PF investiga a contribuição de R$ 97 milhões do instituto de previdência de Maceió no Master.

PF apura aporte de R$ 97 milhões de instituto de previdência de Maceió no Master

A Polícia Federal (PF) e a Controladoria-Geral da União (CGU) conduziram, nesta segunda-feira (10), uma operação para intensificar as investigações sobre alegadas irregularidades na aplicação de R$ 97 milhões do Instituto de Previdência dos Servidores Públicos de Maceió (Iprev) em operações financeiras do Banco Master.

O Banco Master, anteriormente de propriedade do ex-banqueiro Daniel Vorcaro, foi liquidado extrajudicialmente em novembro de 2025, por ordem do Banco Central (BC), que alegou que a instituição havia infringido normas do Sistema Financeiro Nacional e enfrentava uma grave crise de liquidez.

Oito mandados de busca e apreensão, emitidos pelo ministro André Mendonça do Supremo Tribunal Federal (STF), foram executados em localidades de Alagoas e São Paulo.

Alvos da operação incluem:

– João Felipe Alves Borges, atual secretário de Fazenda de Maceió, que era membro do Conselho de Administração do Iprev durante os eventos investigados.

– Ronnie Reyner Teixeira Mota, ex-diretor-presidente do Iprev;

– Gustavo Antônio Rodrigues de Souza, ex-coordenador-geral de Investimentos do Iprev;

– Renan Foglia Calamia, diretor da empresa de consultoria Crédito & Mercado;

– Marília Alexandre de Lima Alves, integrante da Secretaria Municipal da Fazenda;

– Marcelo Brasileiro Santos, membro do Comitê de Investimentos do Iprev.

Mendonça autorizou os agentes federais a apreender computadores, discos rígidos, pendrives e outras mídias; telefones pessoais ou corporativos; documentos, agendas, anotações, contratos, comprovantes financeiros e outros elementos probatórios em residências e estabelecimentos ligados aos seis investigados, assim como nas sedes do Iprev e da Crédito & Mercado de Valores Mobiliários LTDA.

De acordo com a PF, a consultoria foi contratada pelo Iprev e teria participado na gestão do credenciamento, na elaboração e validação de análises e da documentação das operações com o Master, configurando a “terceirização indevida da competência administrativa” do instituto previdenciário.

Além de permitir as buscas, Mendonça decretou a indisponibilidade de bens móveis e imóveis, assim como valores pertencentes a Borges, Mota, Souza, Calamia, Alves e Santos, até o montante global de R$ 97 milhões.

A PF aponta suspeitas de possível gestão fraudulenta em duas aplicações do Iprev em letras financeiras emitidas pelo Master.
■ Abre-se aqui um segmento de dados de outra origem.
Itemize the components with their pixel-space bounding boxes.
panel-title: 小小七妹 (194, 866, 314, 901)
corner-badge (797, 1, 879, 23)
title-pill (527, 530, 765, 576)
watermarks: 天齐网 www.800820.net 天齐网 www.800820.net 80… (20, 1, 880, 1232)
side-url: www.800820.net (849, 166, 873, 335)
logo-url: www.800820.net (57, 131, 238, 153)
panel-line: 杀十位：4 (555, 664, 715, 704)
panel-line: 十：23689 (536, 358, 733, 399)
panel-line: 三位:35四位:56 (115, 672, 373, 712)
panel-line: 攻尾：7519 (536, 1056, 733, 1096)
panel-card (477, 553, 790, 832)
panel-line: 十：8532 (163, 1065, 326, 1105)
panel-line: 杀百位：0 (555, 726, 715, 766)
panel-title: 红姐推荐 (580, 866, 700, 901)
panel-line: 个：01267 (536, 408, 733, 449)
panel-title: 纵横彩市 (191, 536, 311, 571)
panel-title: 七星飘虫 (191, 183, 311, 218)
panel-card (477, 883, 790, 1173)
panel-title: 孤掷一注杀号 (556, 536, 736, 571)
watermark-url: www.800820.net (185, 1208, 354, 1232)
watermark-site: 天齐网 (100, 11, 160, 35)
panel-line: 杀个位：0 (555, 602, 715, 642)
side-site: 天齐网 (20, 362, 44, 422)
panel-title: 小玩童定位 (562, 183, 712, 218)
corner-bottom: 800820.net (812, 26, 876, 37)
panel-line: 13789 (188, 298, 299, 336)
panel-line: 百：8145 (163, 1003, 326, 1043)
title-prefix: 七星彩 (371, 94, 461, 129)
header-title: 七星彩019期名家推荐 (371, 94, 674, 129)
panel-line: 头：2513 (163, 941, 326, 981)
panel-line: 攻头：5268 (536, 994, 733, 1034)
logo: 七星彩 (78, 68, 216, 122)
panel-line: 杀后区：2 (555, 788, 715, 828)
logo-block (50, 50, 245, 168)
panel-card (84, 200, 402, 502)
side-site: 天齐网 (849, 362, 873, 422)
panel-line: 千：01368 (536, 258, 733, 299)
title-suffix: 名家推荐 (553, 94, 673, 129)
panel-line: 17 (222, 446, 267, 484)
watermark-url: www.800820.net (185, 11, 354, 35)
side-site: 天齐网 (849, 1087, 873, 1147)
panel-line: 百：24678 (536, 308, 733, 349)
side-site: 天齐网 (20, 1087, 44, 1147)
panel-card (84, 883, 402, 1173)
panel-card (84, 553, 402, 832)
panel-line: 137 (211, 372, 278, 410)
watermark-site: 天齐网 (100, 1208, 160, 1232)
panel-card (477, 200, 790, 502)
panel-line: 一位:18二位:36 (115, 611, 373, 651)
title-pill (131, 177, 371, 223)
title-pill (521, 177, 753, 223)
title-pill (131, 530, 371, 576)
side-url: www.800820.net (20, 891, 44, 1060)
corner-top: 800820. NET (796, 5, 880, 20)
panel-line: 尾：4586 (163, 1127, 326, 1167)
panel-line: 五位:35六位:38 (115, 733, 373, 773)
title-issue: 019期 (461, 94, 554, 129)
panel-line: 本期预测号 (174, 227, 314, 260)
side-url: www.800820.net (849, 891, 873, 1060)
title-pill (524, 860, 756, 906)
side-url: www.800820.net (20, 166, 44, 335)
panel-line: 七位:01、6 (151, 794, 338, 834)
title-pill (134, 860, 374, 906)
Nas operações, o instituto aplicou R$ 97 milhões em dezembro de 2023 e, em maio de 2024, mais R$ 17 mil.

As investigações visam esclarecer as circunstâncias relativas ao processo de credenciamento, cotação, análise de risco, governança e tomada de decisão que precederam tais investimentos.

Em sua decisão, o ministro André Mendonça informou que, ao solicitar autorização judicial para as buscas e apreensões, a PF apresentou indícios de “possível direcionamento dos investimentos e exposição excessiva do patrimônio previdenciário a ativos de elevado risco e baixa liquidez”.

“Conforme a afirmação da autoridade policial, as Autorizações de Aplicação e Resgate (APRs) foram preenchidas com justificativas genéricas e padrões, sem análise comparativa de alternativas, consideração adequada do risco de crédito, avaliação de liquidez, exame da cláusula de subordinação ou justificativa concreta para a escolha do Banco Master”, destacou Mendonça em seu despacho.

Em nota, o Iprev declarou que “os atos referentes aos investimentos seguiram todas as normativas legais e administrativas”. Segundo o instituto, o patrimônio cresceu de aproximadamente R$ 400 milhões, em 2021, para mais de R$ 1,6 bilhão atualmente, o que assegura “a capacidade de pagamento de aposentados e pensionistas”. O Iprev também afirmou que está colaborando com as autoridades.

A reportagem ainda não conseguiu contato com os investigados mencionados. O espaço permanece aberto para manifestações dos envolvidos.